New upper bounds on primordial tensor perturbations from PBH abundance

Derived an approximate PDF for induced density perturbations

Compared constraints with existing bounds from BBN, CMB, LIGO/Virgo, and pulsar timing

Abstract

Recently we have proposed a novel method to probe primordial gravitational waves from upper bounds on the abundance of primordial black holes (PBHs). When the amplitude of primordial tensor perturbations generated in the early Universe is fairly large, they induce substantial scalar perturbations due to their second-order effects. If these induced scalar perturbations are too large when they reenter the horizon, then PBHs are overproduced, their abundance exceeding observational upper limits. That is, primordial tensor perturbations on superhorizon scales can be constrained from the absence of PBHs. In our recent paper we have only shown simple estimations of these new constraints, and hence in this paper, we present detailed derivations, solving the Einstein equations for scalar perturbations induced at second order in tensor perturbations.
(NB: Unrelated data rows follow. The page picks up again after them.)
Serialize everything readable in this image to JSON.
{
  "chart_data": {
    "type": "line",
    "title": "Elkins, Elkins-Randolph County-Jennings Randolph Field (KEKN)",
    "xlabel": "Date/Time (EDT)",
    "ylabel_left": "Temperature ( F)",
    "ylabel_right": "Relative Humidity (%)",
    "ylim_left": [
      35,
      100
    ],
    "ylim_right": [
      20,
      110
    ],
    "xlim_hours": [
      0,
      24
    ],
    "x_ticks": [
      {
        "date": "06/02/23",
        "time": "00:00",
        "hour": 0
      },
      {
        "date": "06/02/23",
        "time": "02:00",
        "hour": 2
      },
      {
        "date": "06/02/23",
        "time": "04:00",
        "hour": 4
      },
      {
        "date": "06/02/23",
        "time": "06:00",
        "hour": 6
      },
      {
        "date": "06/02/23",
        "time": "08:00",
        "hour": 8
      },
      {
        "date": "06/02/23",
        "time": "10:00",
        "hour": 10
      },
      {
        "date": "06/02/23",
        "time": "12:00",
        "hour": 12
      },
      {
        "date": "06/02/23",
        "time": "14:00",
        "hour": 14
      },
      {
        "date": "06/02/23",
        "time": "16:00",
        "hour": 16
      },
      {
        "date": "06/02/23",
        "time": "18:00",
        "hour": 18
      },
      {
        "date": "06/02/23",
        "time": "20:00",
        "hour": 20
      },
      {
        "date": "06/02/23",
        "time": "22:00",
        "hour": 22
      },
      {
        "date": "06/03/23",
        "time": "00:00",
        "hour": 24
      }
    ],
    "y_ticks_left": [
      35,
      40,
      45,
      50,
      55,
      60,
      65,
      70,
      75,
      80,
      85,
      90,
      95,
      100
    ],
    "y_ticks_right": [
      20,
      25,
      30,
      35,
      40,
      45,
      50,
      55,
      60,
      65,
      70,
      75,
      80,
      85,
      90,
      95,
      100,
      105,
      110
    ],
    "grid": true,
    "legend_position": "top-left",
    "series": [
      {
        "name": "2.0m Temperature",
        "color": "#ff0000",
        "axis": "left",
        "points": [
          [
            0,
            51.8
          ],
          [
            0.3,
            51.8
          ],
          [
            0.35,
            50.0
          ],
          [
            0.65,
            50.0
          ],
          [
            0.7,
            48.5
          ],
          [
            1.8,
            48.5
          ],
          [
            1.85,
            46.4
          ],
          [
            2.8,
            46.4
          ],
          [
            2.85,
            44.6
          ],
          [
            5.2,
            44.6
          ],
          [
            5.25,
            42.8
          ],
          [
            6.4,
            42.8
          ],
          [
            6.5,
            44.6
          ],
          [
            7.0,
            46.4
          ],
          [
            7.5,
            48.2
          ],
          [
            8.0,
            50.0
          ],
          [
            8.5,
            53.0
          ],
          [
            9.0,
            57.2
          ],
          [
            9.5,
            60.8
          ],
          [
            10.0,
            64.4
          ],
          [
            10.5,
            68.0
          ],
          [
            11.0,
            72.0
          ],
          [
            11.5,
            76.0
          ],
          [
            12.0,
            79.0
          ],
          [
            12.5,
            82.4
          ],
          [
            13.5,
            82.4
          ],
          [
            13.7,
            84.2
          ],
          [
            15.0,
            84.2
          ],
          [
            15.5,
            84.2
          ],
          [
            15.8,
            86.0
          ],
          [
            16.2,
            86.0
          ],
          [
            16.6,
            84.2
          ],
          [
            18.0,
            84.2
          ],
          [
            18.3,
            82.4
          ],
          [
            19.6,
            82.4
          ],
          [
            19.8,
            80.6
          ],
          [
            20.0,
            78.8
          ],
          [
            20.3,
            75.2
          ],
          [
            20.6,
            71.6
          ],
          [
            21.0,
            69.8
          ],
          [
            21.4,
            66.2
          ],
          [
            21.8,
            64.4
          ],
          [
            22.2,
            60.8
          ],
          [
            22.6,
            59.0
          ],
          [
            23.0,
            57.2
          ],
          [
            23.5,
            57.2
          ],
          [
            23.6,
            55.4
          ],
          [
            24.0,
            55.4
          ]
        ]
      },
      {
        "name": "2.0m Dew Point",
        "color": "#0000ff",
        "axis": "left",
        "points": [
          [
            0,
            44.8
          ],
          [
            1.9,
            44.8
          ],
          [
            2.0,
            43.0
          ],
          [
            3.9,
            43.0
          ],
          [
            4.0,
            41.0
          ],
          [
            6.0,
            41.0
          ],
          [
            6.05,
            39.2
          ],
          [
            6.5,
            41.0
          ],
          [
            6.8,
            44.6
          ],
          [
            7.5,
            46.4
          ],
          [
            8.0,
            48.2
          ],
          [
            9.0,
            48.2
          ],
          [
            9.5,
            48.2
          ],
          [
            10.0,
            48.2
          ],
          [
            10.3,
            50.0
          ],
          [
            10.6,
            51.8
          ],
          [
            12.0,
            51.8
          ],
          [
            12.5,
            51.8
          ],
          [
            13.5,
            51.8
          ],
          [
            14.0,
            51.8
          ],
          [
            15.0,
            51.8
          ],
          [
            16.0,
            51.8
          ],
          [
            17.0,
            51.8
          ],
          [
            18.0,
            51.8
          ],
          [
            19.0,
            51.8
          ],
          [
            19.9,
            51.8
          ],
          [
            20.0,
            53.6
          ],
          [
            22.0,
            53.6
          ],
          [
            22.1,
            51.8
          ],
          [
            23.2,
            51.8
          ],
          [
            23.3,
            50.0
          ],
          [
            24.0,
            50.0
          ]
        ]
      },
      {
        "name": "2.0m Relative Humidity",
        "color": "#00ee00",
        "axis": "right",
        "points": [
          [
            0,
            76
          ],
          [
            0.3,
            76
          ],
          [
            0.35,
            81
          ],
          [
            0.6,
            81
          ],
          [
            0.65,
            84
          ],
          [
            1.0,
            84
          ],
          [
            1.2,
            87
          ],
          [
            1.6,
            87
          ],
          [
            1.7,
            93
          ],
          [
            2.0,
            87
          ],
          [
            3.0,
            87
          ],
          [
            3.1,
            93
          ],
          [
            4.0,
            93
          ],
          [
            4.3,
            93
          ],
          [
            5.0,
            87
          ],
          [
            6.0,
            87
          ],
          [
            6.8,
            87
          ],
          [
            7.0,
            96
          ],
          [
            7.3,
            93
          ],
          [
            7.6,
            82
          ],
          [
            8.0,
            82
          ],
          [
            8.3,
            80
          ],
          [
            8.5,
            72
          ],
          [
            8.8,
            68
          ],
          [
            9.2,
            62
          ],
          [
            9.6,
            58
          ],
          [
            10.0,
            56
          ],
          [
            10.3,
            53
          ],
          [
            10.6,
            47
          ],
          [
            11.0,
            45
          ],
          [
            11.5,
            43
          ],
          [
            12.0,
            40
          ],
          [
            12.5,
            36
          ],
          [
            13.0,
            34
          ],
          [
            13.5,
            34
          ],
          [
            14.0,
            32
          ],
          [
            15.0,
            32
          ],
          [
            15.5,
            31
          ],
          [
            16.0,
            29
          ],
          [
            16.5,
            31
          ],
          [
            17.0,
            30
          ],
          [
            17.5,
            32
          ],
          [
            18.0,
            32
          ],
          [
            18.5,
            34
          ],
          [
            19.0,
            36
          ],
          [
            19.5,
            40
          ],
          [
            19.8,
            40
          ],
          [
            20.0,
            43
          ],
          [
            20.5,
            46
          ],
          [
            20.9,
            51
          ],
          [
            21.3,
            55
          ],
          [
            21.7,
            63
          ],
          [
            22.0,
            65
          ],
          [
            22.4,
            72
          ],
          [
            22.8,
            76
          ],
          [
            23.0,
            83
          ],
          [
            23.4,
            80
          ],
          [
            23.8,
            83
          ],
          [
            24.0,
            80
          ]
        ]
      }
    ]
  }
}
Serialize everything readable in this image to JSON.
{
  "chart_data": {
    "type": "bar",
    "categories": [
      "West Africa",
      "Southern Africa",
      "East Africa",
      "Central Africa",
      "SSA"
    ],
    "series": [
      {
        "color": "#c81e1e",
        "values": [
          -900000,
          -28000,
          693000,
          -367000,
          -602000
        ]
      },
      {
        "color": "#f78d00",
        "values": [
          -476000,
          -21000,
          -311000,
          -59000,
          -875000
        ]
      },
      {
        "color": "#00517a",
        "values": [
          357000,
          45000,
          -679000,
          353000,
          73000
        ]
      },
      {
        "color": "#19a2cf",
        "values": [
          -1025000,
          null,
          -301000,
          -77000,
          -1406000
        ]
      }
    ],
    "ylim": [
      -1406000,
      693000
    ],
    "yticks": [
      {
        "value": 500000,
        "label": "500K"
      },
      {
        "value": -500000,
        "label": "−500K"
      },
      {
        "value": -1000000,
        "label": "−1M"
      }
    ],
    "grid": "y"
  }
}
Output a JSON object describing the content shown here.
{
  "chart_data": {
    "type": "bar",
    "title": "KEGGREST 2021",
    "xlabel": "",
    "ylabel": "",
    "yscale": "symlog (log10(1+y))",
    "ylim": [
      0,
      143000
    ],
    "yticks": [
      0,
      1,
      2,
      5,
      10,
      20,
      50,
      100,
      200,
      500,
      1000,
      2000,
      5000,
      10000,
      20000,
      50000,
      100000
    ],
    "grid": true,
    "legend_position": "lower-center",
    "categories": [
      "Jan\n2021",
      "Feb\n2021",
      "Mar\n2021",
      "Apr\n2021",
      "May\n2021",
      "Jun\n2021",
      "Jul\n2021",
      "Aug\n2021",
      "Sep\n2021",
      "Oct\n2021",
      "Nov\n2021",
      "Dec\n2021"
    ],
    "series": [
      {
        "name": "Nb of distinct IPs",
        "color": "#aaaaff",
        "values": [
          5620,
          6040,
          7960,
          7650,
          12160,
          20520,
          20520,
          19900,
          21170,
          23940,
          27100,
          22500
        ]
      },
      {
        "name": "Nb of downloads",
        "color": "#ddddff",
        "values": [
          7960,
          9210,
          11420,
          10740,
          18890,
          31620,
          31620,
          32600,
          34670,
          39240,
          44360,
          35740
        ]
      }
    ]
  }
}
We also derive an approximate formula for the probability density function of induced density perturbations, necessary to relate the abundance of PBHs to the primordial tensor power spectrum, assuming primordial tensor perturbations follow Gaussian distributions. Our new upper bounds from PBHs are compared with other existing bounds obtained from big bang nucleosynthesis, cosmic microwave background, LIGO/Virgo and pulsar timing arrays.